2-Dava trafik sigortası tarafından ödenen tazminatın rücuan tazmini istemine ilişkindir. Trafik Sigortası Genel Şartları B.4.c maddesi uyarınca, sürücünün geçerli ve yeterli sürücü belgesi olmaması halinde, B.4.d maddesinde alkollü araç kullanması nedeniyle meydana gelen kaza sonucunda üçüncü kişiye ödenen tazminat, sigortalıdan rücuan talep edebilir. Sigorta şirketinin rücu edebileceği tazminat zarar görenlerin gerçek zararı kadar olabilir. O halde mahkemece sigorta şirke-
ti tarafından yapılan ödemenin zarar görenlerin gerçek zararı kadar olup olmadığının araştırılması gerekmektedir. Kazada hayatını kaybeden …’nın eş ve çocuklarına sigorta şirketi tarafından 20.03.2009 tarihinde tazminat ödenmiştir. Öncelikle desteğin geliri araştırılmalı ve ödeme tarihi verileri bilinen döneme esas alınarak tazminat hesaplanmalıdır. Dosya kapsamında muhtarlıktan alınan yazı dışında ölenin asgari ücret üzerinde gelir elde ettiğini kanıtlamaya yönelik hiçbir delil bulunmamaktadır. O halde desteğin ne iş yaptığı, çalışma koşulları araştırılarak kanıtlanan gelir durumuna göre tazminat hesaplanması, desteğin gelirinin kanıtlanamaması halinde asgari ücret düzeyinde gelir elde ettiğinin kabulü gerekmektedir. Mahkemece gelir konusunda eksik inceleme yapılarak ve bilirkişi rapor tarihinin bilinen dönem olarak kabulü ile hesaplanan tazminat tutarı esas alınarak hüküm kurulması doğru olmamıştır.
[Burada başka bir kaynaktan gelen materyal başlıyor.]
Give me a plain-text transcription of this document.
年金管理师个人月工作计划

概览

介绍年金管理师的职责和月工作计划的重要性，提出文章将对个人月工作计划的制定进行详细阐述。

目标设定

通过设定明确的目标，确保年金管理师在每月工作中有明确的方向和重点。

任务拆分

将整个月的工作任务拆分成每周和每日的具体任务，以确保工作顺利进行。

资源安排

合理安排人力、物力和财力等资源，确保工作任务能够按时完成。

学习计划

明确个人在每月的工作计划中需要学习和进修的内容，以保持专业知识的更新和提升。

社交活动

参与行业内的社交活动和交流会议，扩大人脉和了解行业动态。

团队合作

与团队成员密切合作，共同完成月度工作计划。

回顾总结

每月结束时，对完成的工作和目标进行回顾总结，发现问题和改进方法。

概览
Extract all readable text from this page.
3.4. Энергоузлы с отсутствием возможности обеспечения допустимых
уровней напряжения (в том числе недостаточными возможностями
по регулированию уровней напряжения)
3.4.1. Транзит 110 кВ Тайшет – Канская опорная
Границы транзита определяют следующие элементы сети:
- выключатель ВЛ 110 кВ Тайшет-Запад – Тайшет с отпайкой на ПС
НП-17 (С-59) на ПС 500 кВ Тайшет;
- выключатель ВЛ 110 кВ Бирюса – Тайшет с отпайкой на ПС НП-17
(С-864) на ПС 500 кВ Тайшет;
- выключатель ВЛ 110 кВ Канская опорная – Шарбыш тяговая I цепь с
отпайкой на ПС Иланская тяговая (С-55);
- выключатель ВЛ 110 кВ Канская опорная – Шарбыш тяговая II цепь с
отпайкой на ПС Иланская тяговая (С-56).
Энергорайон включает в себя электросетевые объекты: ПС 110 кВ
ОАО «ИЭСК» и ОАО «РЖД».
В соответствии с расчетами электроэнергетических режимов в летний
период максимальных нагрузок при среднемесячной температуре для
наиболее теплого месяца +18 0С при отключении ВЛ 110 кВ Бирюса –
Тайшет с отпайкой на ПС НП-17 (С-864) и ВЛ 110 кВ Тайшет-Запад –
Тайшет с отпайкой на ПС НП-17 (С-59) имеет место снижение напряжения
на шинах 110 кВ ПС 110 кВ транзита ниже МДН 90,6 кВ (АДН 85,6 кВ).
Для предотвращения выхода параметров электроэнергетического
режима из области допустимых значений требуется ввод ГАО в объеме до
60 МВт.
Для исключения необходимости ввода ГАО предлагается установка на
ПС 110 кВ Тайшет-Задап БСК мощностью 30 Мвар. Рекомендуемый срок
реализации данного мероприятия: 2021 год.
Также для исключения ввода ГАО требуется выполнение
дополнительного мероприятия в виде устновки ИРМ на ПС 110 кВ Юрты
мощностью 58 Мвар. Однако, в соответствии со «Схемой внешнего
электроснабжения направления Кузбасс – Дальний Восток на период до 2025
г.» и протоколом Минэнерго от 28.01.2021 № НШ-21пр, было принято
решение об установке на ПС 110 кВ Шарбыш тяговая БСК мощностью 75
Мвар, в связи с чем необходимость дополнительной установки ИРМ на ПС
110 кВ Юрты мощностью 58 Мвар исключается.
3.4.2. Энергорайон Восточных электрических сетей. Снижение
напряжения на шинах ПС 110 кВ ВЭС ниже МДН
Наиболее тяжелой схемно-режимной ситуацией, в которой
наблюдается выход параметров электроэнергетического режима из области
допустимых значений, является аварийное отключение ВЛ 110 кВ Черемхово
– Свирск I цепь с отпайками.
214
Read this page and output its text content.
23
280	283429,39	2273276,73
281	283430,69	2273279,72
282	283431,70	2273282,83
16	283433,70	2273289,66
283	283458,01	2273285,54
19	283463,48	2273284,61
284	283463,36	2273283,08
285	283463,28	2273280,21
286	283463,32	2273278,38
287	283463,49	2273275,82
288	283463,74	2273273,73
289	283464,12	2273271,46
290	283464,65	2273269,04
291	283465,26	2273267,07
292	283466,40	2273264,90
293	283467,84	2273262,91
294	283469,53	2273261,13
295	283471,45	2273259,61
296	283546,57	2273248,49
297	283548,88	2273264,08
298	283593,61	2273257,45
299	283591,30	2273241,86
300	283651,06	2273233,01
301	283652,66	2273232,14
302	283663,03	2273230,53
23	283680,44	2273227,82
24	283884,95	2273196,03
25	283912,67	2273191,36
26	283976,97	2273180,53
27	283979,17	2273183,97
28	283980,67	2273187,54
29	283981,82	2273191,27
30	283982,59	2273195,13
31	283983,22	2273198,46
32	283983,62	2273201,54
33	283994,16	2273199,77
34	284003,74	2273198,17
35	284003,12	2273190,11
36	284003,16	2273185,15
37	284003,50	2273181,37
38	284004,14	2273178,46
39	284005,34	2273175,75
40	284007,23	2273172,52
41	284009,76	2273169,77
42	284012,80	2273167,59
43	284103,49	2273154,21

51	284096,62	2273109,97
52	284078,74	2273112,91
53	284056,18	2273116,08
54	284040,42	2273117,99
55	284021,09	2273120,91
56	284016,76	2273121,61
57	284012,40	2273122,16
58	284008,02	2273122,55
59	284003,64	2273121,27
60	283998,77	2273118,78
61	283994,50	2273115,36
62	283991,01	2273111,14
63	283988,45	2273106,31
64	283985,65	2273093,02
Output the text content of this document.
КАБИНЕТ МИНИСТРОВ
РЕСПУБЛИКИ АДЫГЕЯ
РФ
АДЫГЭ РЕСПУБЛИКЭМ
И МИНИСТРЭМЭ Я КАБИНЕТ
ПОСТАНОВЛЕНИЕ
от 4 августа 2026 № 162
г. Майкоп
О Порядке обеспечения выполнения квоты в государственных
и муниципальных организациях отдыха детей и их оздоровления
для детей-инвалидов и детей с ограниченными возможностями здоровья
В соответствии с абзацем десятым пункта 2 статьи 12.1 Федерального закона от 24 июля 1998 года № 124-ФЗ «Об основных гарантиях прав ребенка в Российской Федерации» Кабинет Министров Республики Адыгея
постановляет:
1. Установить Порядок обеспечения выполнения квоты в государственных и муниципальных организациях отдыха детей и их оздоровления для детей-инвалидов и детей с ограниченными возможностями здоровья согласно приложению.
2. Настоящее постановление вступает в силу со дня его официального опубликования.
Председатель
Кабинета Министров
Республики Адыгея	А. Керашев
3-Ayrıca davalı vekili, desteğin yakınlarına Sosyal Güvenlik Kurumu Başkanlığı tarafından gelir bağlanıp bağlanmadığının araştırılmasını ve desteğin yakınlarının yeni nüfus kayıtlarının getirtilmesini talep etmiş olup, anılan kurum tarafından desteğin yakınlarına rücuya tabi gelir bağlanması halinde bağlanan gelirin tazminattan mahsubu gerekeceğinden ve evlenme durumunda ise destek ihtiyacı ortadan kalkacağından davalı savunması üzerinde durularak bu hususlar araştırılmalı ve sonucuna göre karar verilmelidir. Bu hususlar gözardı edilerek hüküm kurulmuş olması da doğru görülmemiştir.
SONUÇ:Yukarıda 1 numaralı bentte açıklanan nedenlerle davalı vekilinin diğer temyiz itirazlarının reddine, 2 ve 3 numaralı bentte açıklanan nedenlerle davalı vekilinin temyiz itirazlarının kabulü ile hükmün davalı yararına BOZULMASINA, peşin alınan harcın istek halinde temyiz eden davalıya geri verilmesine 16.02.2012 tarihinde karar verilmiştir.